If you feel lost in the grind, check yourself. The heart of business is not about revenue. It’s not about deadlines. And it’s not about goals and whether we achieve them. Although all of these aspects are important in business, the only reason they’re important is because of the people they impact. The relationships that exist between everyone involved in the business are indeed the heart of the business. As Susan Scott wrote in Fierce Conversations, “Our most valuable currency is not money. Nor is it intelligence, attractiveness, fluency in three-letter acronyms, or the ability to write code or analyze a P&O statement. Our most valuable currency is relationship.”
Here’s another way to look at this idea. When we focus on relationships as the center of our efforts, we break into higher levels of Maslow’s hierarchy of needs. The grind is all about surviving physiologically. We pay the bills when we get stuff done. Focusing on relationships, however, moves us into the higher levels of belonging, esteem, and even self-actualization. It becomes about more than just surviving—we’re able to thrive and help others thrive in the process.
Everything we do each day, whether we consider it small or large, creates a ripple effect that impacts others. Every single one of us is endowed with an empowering level of freedom to make a positive impact and grow relationships, both inside and outside our organizations. And whether we succeed at doing so impacts the bottom line on which we so often place our focus. Stats from Marketing Wizdom reveal the average business loses around 20% of its customers annually by failing to attend to customer relationships.
It’s eye-opening to consider what we’re doing for the people we work with—and how our choices and interactions with them are changing their life for the better (or worse, depending on the intent behind our approach). Here are a few truths to remember and actively practice that can strengthen your relationships with your colleagues and clients:
The conversation is the relationship. Relationship building cannot occur without conversation. Some of these conversations can be challenging, like when they involve feedback or confrontation, and others are simpler and sentimental. Regardless, all conversations have the potential to strengthen connections by granting us permission to explore the thoughts and feelings of another person. The state of the relationship is defined by the quality of these exchanges.

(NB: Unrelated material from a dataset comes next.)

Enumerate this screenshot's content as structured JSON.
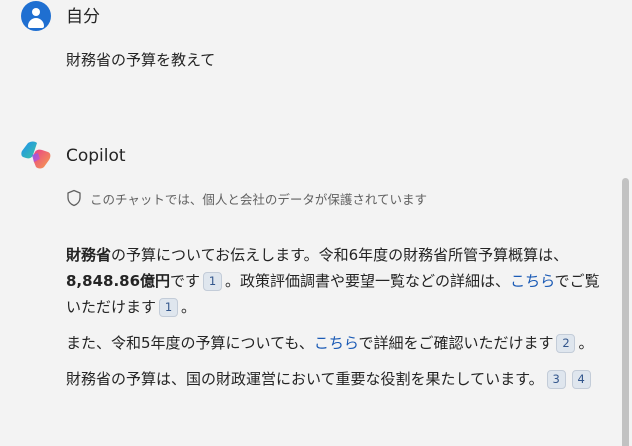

There’s always time. Saying “I don’t have time to strengthen my relationships” is like saying “I don’t have time for what’s most important.” It’s incompatible. So take a moment—commit to finding ways to connect with those around you. Small acts of appreciation go a long way. Check out some ideas here.
Diving deeper will bring you closer. There’s nothing wrong with talking about the weather or the breakroom snacks, but these types of conversations will only get you so far in strengthening connections. To deepen connections, ask questions. If an opportunity arises, ask about the other person’s likes and dislikes, why they like or dislike these things, what their dreams are, how they feel about certain topics, and what matters to them. Listen actively, and be prepared to be nowhere else but here.
Right here, right now, check yourself. Connect with the people who offer a why behind what you do.